One approach for this in container 2 is to write code like the following;

ThisForm.PageFrame1.Page1.PageFrame1.Page1.Container1.Text1.Value = “ABC”

Using the full containership to address the control.  However, if this code is used and container 1 is created by copying container 2 and pasting it on the other page, what behavior would we get from the button in container 1? The button in container 1 would change the textbox in container 2, because the addressing is absolute.

Instead we can use indirect referencing for the button’s code;

This.Parent.Text1.Value = “ABC”

Now both buttons will address the textbox that is sibling to them in the same container. An even better design would be to give the container a method for updating it controls and have the button call that method (a mediator pattern). Why is the mediator better, because we can now change the name of the textbox and we only need to fix code in the container, the button doesn’t care about the textbox’s name any more. Not only that, we could add more controls to the container and have the button affect all of them without altering the code in the button.

Some Definitions

In the previous section we introduced some syntax components that may be new to some of you.  Her we will provide some definitions.

Term

Definition

THIS

An object reference to the object that contains the code

THISFORM

An object reference to the form that contains the code even if that code is in a contained object.

THISFORMSET

An object reference to the formset that contains the code even if that code is in a contained object or form.

Parent

An object reference to the immediate container of the object that contains the code.  Parent can be combined to walk backwards up a containership tree, so if a textbox is contained in a page of a PageFrame in a form, This.parent.Parent.Parent refers to the form.

ActiveX and OLEControls

There have been a number of reports that the new Calendar 8.0 control does work correctly.  Folks report that when they try to set or read the calendar control’s value property they get an erroneous error condition telling them that the property doesn’t exist.

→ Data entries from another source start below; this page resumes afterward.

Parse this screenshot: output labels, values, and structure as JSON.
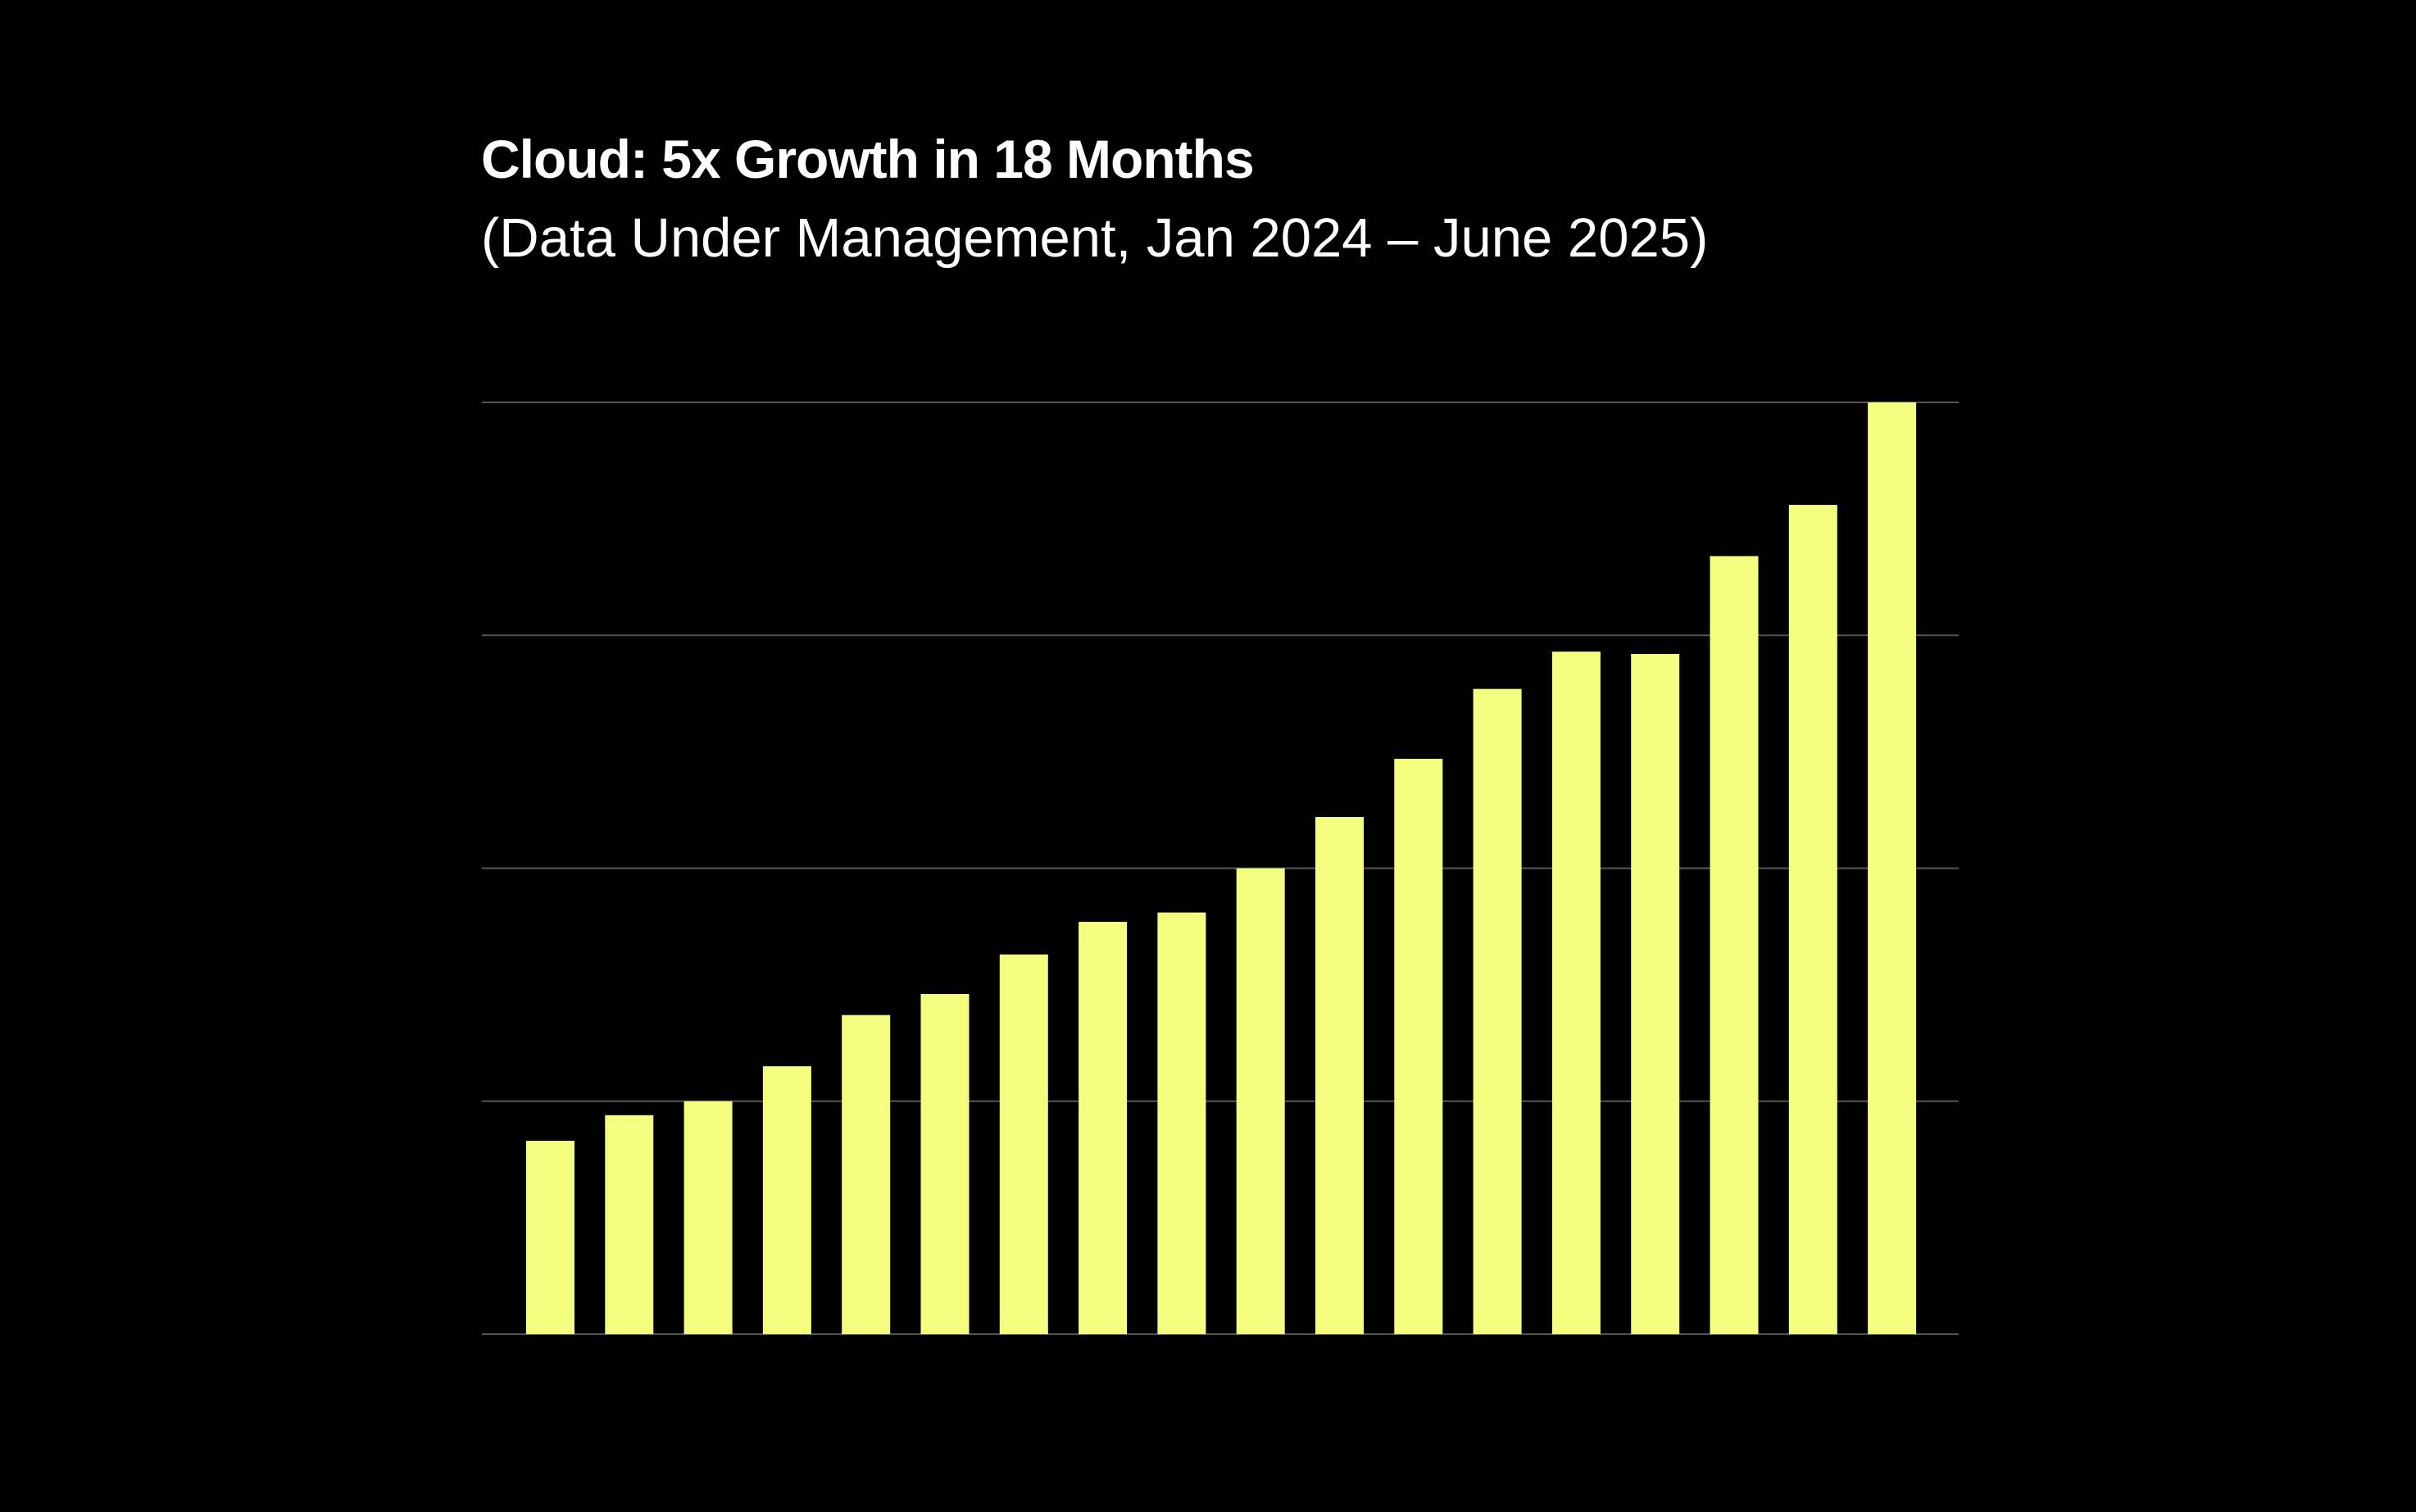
{
  "chart_data": {
    "type": "bar",
    "title": "Cloud: 5x Growth in 18 Months",
    "subtitle": "(Data Under Management, Jan 2024 – June 2025)",
    "xlabel": "",
    "ylabel": "",
    "ylim": [
      0,
      4
    ],
    "gridlines": [
      0,
      1,
      2,
      3,
      4
    ],
    "grid": true,
    "bar_color": "#f4fe7f",
    "grid_color": "#555555",
    "background": "#000000",
    "values": [
      0.83,
      0.94,
      1.0,
      1.15,
      1.37,
      1.46,
      1.63,
      1.77,
      1.81,
      2.0,
      2.22,
      2.47,
      2.77,
      2.93,
      2.92,
      3.34,
      3.56,
      4.0
    ]
  }
}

To understand the reason for the error and way to eliminate it is important to understand the containership for ActiveX controls in Visual FoxPro.  VFP uses the OLEControl to contain ActiveX controls. The calendar control is actually contained inside an OLEControl. To address this contained control you can use the Object property of the OLEControl.  This object property is a reference to the object contained inside of the OLEControl.  The following two lines of code explain what I mean here;

ThisForm.OLEControl1.Value = {^1999/01/01} && causes the error

ThisForm.OLEControl1.Object.Value = {^1999/01/01} && no error

Apparently, VFP is confused by the property name Value, because the OLEControl does not have one VFP reports an error.  Usually you only need to use the Object property when both the contained object and the OLEControl share properties with the same name.  It has been my experience that you are better off if you always use the Object property when addressing the object inside of the OLEControl.

Summary

This article only scratches the surface of the containership issues in Visual FoxPro.  The subject of containership could be covered in an entire book. We have discussed the major aspects of containership in how it affects our coding and the behavior of our systems. You have seen how to make the most of Visual FoxPro’s containership model in your work and how to avoid problems that can result from misunderstanding of the containership issue.